Mourning is excruciating anyway, but yoked to a child’s death, it is insupportable. There are no words.
This friend of mine has been in my life for nearly 20 years. He was my advocate and counsel, and slowly, over time and mutual respect, he became a friend. Then a dear friend, someone with whom I can always share a joke. He and his wife have gone to dinners with me and Sabin; they’ve come to visit us at various summer rentals, and we’ve been to visit them.
He’s a good man. He loves his children. I can’t imagine what was harder for him, watching his daughter grieve her tiny son, or his own grief about his grandson.
It’s not my first experience with the loss of a child. My sweet nephew died 25 years ago. He simply died one day. It was years before his pediatrician figured out that he’d had a rare genetic problem. I respect that my sister continued on after his passing. I just don’t know how she did it.
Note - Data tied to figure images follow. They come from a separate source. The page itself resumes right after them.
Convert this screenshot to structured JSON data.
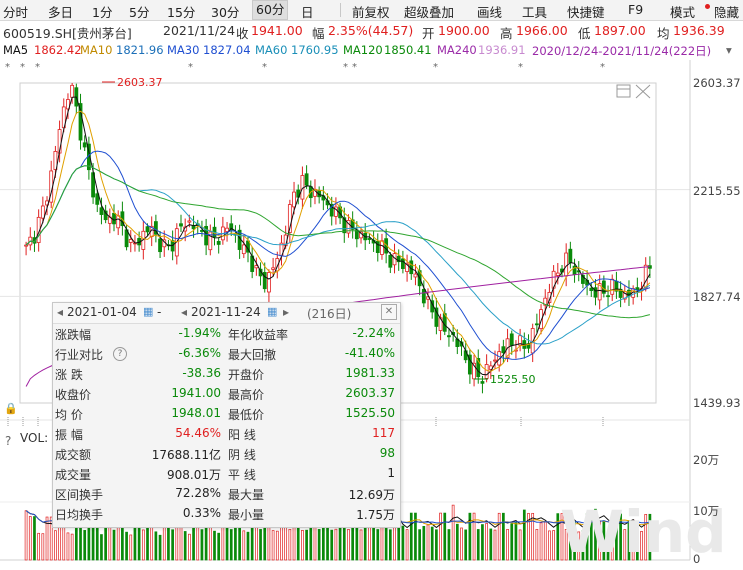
{
  "toolbar": {
    "items": [
      "分时",
      "多日",
      "1分",
      "5分",
      "15分",
      "30分",
      "60分",
      "日",
      "前复权",
      "超级叠加",
      "画线",
      "工具",
      "快捷键",
      "F9",
      "模式",
      "隐藏"
    ],
    "active_index": 6
  },
  "quote": {
    "code": "600519.SH[贵州茅台]",
    "date": "2021/11/24",
    "close_label": "收",
    "close": "1941.00",
    "change_label": "幅",
    "change": "2.35%(44.57)",
    "open_label": "开",
    "open": "1900.00",
    "high_label": "高",
    "high": "1966.00",
    "low_label": "低",
    "low": "1897.00",
    "avg_label": "均",
    "avg": "1936.39"
  },
  "ma": {
    "ma5": "MA5",
    "ma5_val": "1862.42",
    "ma10": "MA10",
    "ma10_val": "1821.96",
    "ma30": "MA30",
    "ma30_val": "1827.04",
    "ma60": "MA60",
    "ma60_val": "1760.95",
    "ma120": "MA120",
    "ma120_val": "1850.41",
    "ma240": "MA240",
    "ma240_val": "1936.91",
    "range": "2020/12/24-2021/11/24(222日)"
  },
  "price_axis": [
    "2603.37",
    "2215.55",
    "1827.74",
    "1439.93"
  ],
  "vol_axis": [
    "20万",
    "10万",
    "0"
  ],
  "annotations": {
    "high": "2603.37",
    "low": "1525.50"
  },
  "volume_label": "VOL:",
  "help_mark": "?",
  "popup": {
    "start_date": "2021-01-04",
    "end_date": "2021-11-24",
    "dash": "-",
    "days": "(216日)",
    "rows": [
      {
        "l1": "涨跌幅",
        "v1": "-1.94%",
        "c1": "green",
        "l2": "年化收益率",
        "v2": "-2.24%",
        "c2": "green"
      },
      {
        "l1": "行业对比",
        "v1": "-6.36%",
        "c1": "green",
        "l2": "最大回撤",
        "v2": "-41.40%",
        "c2": "green"
      },
      {
        "l1": "涨  跌",
        "v1": "-38.36",
        "c1": "green",
        "l2": "开盘价",
        "v2": "1981.33",
        "c2": "green"
      },
      {
        "l1": "收盘价",
        "v1": "1941.00",
        "c1": "green",
        "l2": "最高价",
        "v2": "2603.37",
        "c2": "green"
      },
      {
        "l1": "均  价",
        "v1": "1948.01",
        "c1": "green",
        "l2": "最低价",
        "v2": "1525.50",
        "c2": "green"
      },
      {
        "l1": "振  幅",
        "v1": "54.46%",
        "c1": "red",
        "l2": "阳  线",
        "v2": "117",
        "c2": "red"
      },
      {
        "l1": "成交额",
        "v1": "17688.11亿",
        "c1": "dark",
        "l2": "阴  线",
        "v2": "98",
        "c2": "green"
      },
      {
        "l1": "成交量",
        "v1": "908.01万",
        "c1": "dark",
        "l2": "平  线",
        "v2": "1",
        "c2": "dark"
      },
      {
        "l1": "区间换手",
        "v1": "72.28%",
        "c1": "dark",
        "l2": "最大量",
        "v2": "12.69万",
        "c2": "dark"
      },
      {
        "l1": "日均换手",
        "v1": "0.33%",
        "c1": "dark",
        "l2": "最小量",
        "v2": "1.75万",
        "c2": "dark"
      }
    ]
  },
  "colors": {
    "up": "#e02020",
    "down": "#0a8a0a",
    "ma5": "#111111",
    "ma10": "#e0a000",
    "ma30": "#1f4fd1",
    "ma60": "#2aa0c8",
    "ma120": "#2fa52f",
    "ma240": "#a020a0"
  },
  "chart_data": {
    "type": "candlestick",
    "title": "600519.SH[贵州茅台]",
    "y_ticks": [
      2603.37,
      2215.55,
      1827.74,
      1439.93
    ],
    "ylim": [
      1439.93,
      2603.37
    ],
    "high": 2603.37,
    "low": 1525.5,
    "last_close": 1941.0,
    "ma": {
      "MA5": 1862.42,
      "MA10": 1821.96,
      "MA30": 1827.04,
      "MA60": 1760.95,
      "MA120": 1850.41,
      "MA240": 1936.91
    },
    "close_path": [
      2000,
      2060,
      2150,
      2300,
      2480,
      2603,
      2450,
      2280,
      2150,
      2100,
      2120,
      2060,
      2000,
      2050,
      2080,
      2020,
      2000,
      2060,
      2100,
      2080,
      2050,
      2030,
      2060,
      2080,
      2010,
      1980,
      1900,
      1880,
      1950,
      2050,
      2200,
      2240,
      2210,
      2190,
      2150,
      2120,
      2080,
      2060,
      2040,
      2020,
      2000,
      1960,
      1950,
      1930,
      1880,
      1800,
      1750,
      1700,
      1680,
      1620,
      1560,
      1530,
      1570,
      1620,
      1650,
      1660,
      1640,
      1700,
      1800,
      1880,
      1940,
      1960,
      1900,
      1860,
      1840,
      1850,
      1860,
      1830,
      1840,
      1870,
      1941
    ]
  }
}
I sat in the memorial service and thought, This is the essential stuff of human life. This is it–stripped bared, down to the marrow in the bones–what life is about: loss, love, family. Togetherness. Having each other’s back when the worst happens, the unimaginable strikes. The solace of community.
It’s easy for people to get lost in a fantasy about life. It’s easy to get stuck in the quick and shallow pleasures. Especially in our culture, where there’s a cultural ideal of a beer commercial life, all frolicking in the sunshine with the hip gang. It’s a glib and seductive path.
It’s also all too easy to allow mundane problems to take over so that this moment now isn’t enjoyed and lived fully–with the juice squeezed out over your hands.
This moment now is never going to be perfect. But it can be savored–for those who are alive. I pray that I will always be alive until it’s my turn to pass.
“Remember that my son lived,” said my friend’s daughter. It came from her heart and pierced mine.
I had sent gifts but hadn’t yet met him. Still, I will remember that little guy.